Las naciones son testarudas: Stalin se inclina ante la persistencia de este fenómeno histórico. Pero su conversión doctrinal no llega hasta el reniego. Nación por nación, elige el mal menor, y en contra de la teoría electiva acoge en el interior del pensamiento revolucionario la concepción étnica. Aunque en último término puede admitir, al lado del determinismo económico, el condicionamiento de los hombres por la lengua, por el territorio, por la cultura, para él es totalmente inaceptable que la pertenencia nacional aparezca como fruto de una adhesión racional o de libre consentimiento. En efecto, esta teoría está en flagrante contradicción con el principio fundamental del materialismo histórico: «No es la conciencia la que determina la vida, sino la vida la que determina la conciencia»[83]
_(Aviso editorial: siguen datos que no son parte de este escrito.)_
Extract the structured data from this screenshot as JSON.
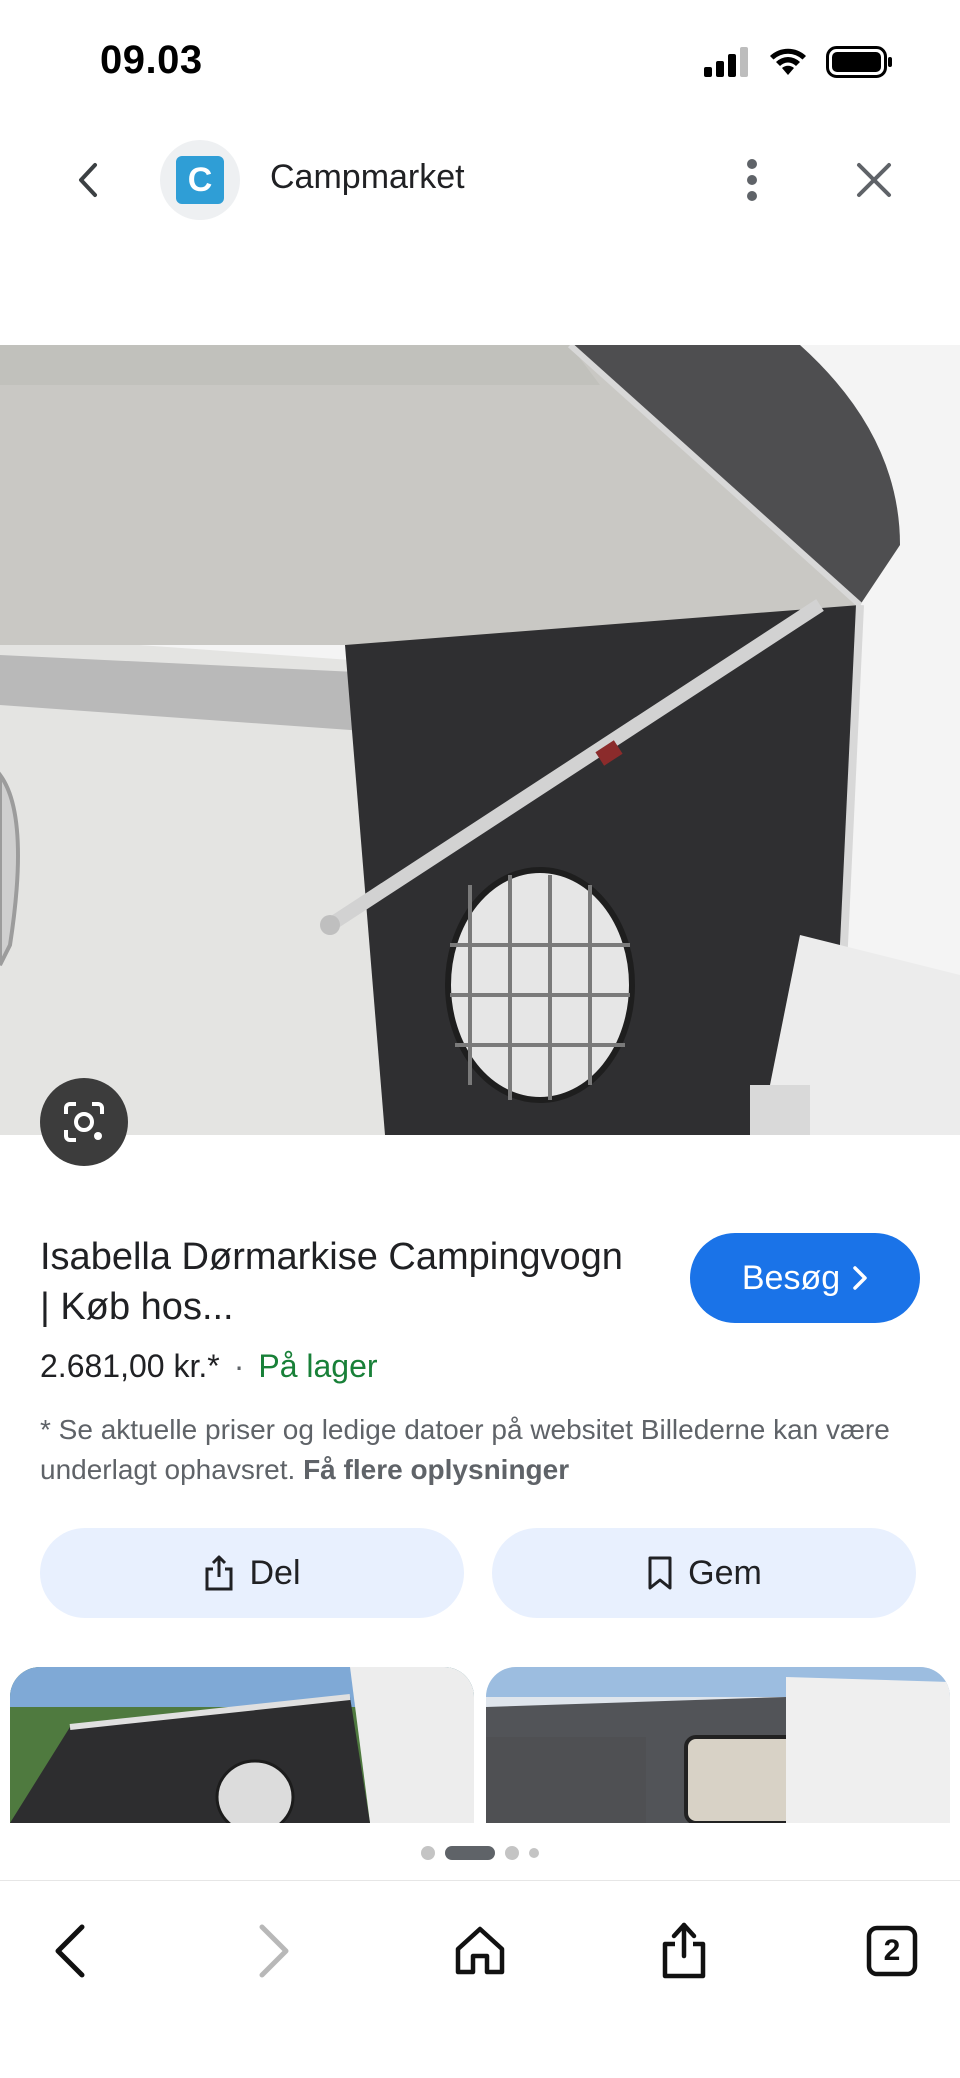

Celebrado en la aurora de la Revolución rusa y reactualizado con motivo de la lucha anticolonial con el acceso al rango de culturas de pueblos situados fuera del área europea de civilización, el matrimonio del marxismo con el romanticismo político está actualmente a punto de romperse. Habiendo demostrado el imperialismo soviético una voracidad por lo menos igual a la del imperialismo occidental, los Estados del Tercer Mundo y los movimientos de liberación nacional que siguen en activo rechazan cada vez con mayor frecuencia la ideología socialista en beneficio exclusivo del Volksgeist. La identidad cultural se ha convertido en su única justificación: el fundamentalismo barre la fraseología progresista y la invocación de la colectividad prescinde a partir de ahora de cualquier referencia a la revolución del proletariado internacional.
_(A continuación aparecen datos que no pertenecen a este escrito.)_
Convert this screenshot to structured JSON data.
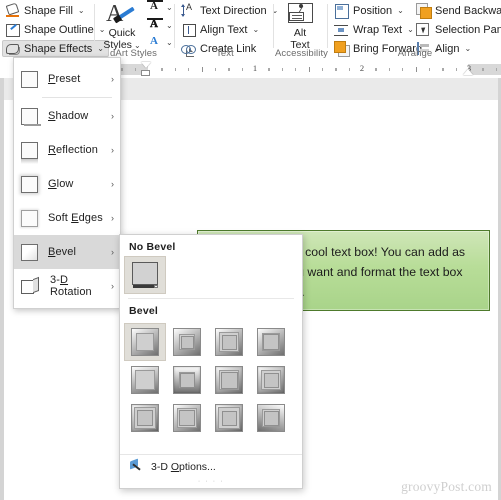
{
  "ribbon": {
    "shape_styles": {
      "commands": [
        {
          "label": "Shape Fill",
          "caret": "⌄",
          "icon": "paint-bucket-icon"
        },
        {
          "label": "Shape Outline",
          "caret": "⌄",
          "icon": "pencil-outline-icon"
        },
        {
          "label": "Shape Effects",
          "caret": "⌄",
          "icon": "shape-effects-icon"
        }
      ]
    },
    "wordart_styles": {
      "group_label": "dArt Styles",
      "quick_styles_label_line1": "Quick",
      "quick_styles_label_line2": "Styles",
      "quick_styles_caret": "⌄",
      "minis": [
        {
          "name": "text-fill",
          "glyph": "A",
          "caret": "⌄"
        },
        {
          "name": "text-outline",
          "glyph": "A",
          "caret": "⌄"
        },
        {
          "name": "text-effects",
          "glyph": "A",
          "caret": "⌄"
        }
      ]
    },
    "text_group": {
      "group_label": "Text",
      "commands": [
        {
          "label": "Text Direction",
          "caret": "⌄",
          "icon": "text-direction-icon"
        },
        {
          "label": "Align Text",
          "caret": "⌄",
          "icon": "align-text-icon"
        },
        {
          "label": "Create Link",
          "caret": "",
          "icon": "create-link-icon"
        }
      ]
    },
    "accessibility_group": {
      "group_label": "Accessibility",
      "alt_text_line1": "Alt",
      "alt_text_line2": "Text"
    },
    "arrange_group": {
      "group_label": "Arrange",
      "col1": [
        {
          "label": "Position",
          "caret": "⌄",
          "icon": "position-icon"
        },
        {
          "label": "Wrap Text",
          "caret": "⌄",
          "icon": "wrap-text-icon"
        },
        {
          "label": "Bring Forward",
          "caret": "⌄",
          "icon": "bring-forward-icon"
        }
      ],
      "col2": [
        {
          "label": "Send Backward",
          "caret": "⌄",
          "icon": "send-backward-icon"
        },
        {
          "label": "Selection Pane",
          "caret": "",
          "icon": "selection-pane-icon"
        },
        {
          "label": "Align",
          "caret": "⌄",
          "icon": "align-objects-icon"
        }
      ]
    }
  },
  "ruler": {
    "numbers": [
      "1",
      "2",
      "3"
    ]
  },
  "document": {
    "textbox": {
      "text": "Here’s our super cool text box! You can add as much text as you want and format the text box any way you like.",
      "fill_color": "#b8dd98",
      "border_color": "#4e7a2c"
    },
    "watermark": "groovyPost.com"
  },
  "shape_effects_menu": {
    "items": [
      {
        "label": "Preset",
        "underline": "P",
        "icon": "preset-square-icon",
        "chevron": "›",
        "highlighted": false
      },
      {
        "label": "Shadow",
        "underline": "S",
        "icon": "shadow-square-icon",
        "chevron": "›",
        "highlighted": false
      },
      {
        "label": "Reflection",
        "underline": "R",
        "icon": "reflection-square-icon",
        "chevron": "›",
        "highlighted": false
      },
      {
        "label": "Glow",
        "underline": "G",
        "icon": "glow-square-icon",
        "chevron": "›",
        "highlighted": false
      },
      {
        "label": "Soft Edges",
        "underline": "E",
        "icon": "soft-edges-square-icon",
        "chevron": "›",
        "highlighted": false
      },
      {
        "label": "Bevel",
        "underline": "B",
        "icon": "bevel-square-icon",
        "chevron": "›",
        "highlighted": true
      },
      {
        "label": "3-D Rotation",
        "underline": "D",
        "icon": "3d-rotation-cube-icon",
        "chevron": "›",
        "highlighted": false
      }
    ]
  },
  "bevel_gallery": {
    "no_bevel_heading": "No Bevel",
    "bevel_heading": "Bevel",
    "no_bevel_selected": true,
    "selected_bevel_index": 0,
    "bevel_count": 12,
    "options_label": "3-D Options...",
    "options_icon": "3d-options-icon"
  }
}
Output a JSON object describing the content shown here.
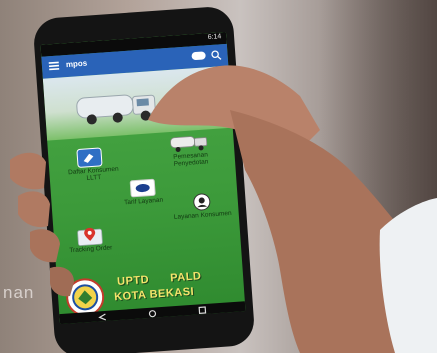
{
  "status_bar": {
    "time": "6:14"
  },
  "app_bar": {
    "title": "mpos"
  },
  "menu": {
    "items": [
      {
        "label": "Daftar Konsumen LLTT"
      },
      {
        "label": "Pemesanan Penyedotan"
      },
      {
        "label": "Tarif Layanan"
      },
      {
        "label": "Layanan Konsumen"
      },
      {
        "label": "Tracking Order"
      }
    ]
  },
  "brand": {
    "line1": "UPTD      PALD",
    "line2": "KOTA BEKASI"
  },
  "background_caption": "nan",
  "colors": {
    "screen_green": "#3c9a3a",
    "app_bar_blue": "#2a63b8",
    "brand_yellow": "#f4e46b"
  }
}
Así pues, el comunismo conoce una decadencia que parece inexorable: sólo que lo que muere con él no es el pensamiento totalitario, sino la idea de un mundo común a todos los hombres. Es cierto que Marx ha sido vencido, pero por Joseph de Maistre. Así que no hay que asombrarse si, como ha escrito Octavio Paz, «en lo que se denomina el Tercer Mundo, bajo diferentes nombres y atributos reina un Calígula con mil rostros».[84] Entre los dos modelos europeos de nación, el Tercer Mundo ha elegido masivamente el peor. Y ello con la bendición activa de los intelectuales occidentales. Precisamente para concretar en reconocimiento efectivo el respeto proclamado por la persona humana la etnología y con ella el conjunto de las ciencias sociales han emprendido la crítica del espíritu de las Luces. Precisamente para curar a los grandes principios humanistas de su formalismo, de su abstracción, de su impotencia, las oficinas de la American Anthropological Association sometían a las Naciones Unidas, a partir de 1947, un proyecto de Declaración de los derechos del hombre cuyo primer artículo estaba redactado de la siguiente manera: «El Individuo realiza su personalidad mediante la cultura: por consiguiente, el respeto de las diferencias individuales supone el respeto de las diferencias culturales.»[85] El impulso era generoso, pero tan torpe como el del oso que aplasta la cara del jardinero para espantar la mosca que le importunaba mientras dormía. En efecto, en el mismo momento en que se devuelve al otro hombre su cultura, se le quita su libertad: su nombre propio desaparece en nombre de su comunidad, ya no es más que una muestra, el representante intercambiable de una clase especial de seres. So capa de acogerle incondicionalmente, se le niega todo margen de maniobra, toda escapatoria, se le prohíbe la originalidad, se le atrapa insidiosamente en su diferencia; creyendo pasar del hombre abstracto al hombre real, se suprime, entre la persona y la colectividad de la que ha salido, el juego que dejaba subsistir y que incluso se esforzaba en consolidar la antropología de las Luces; por altruismo, se convierte al Otro en un bloque homogéneo y a los otros en su realidad individual se les inmola por esta entidad. Semejante xenofilia conduce a privar a las antiguas posesiones de Europa de la experiencia democrática europea.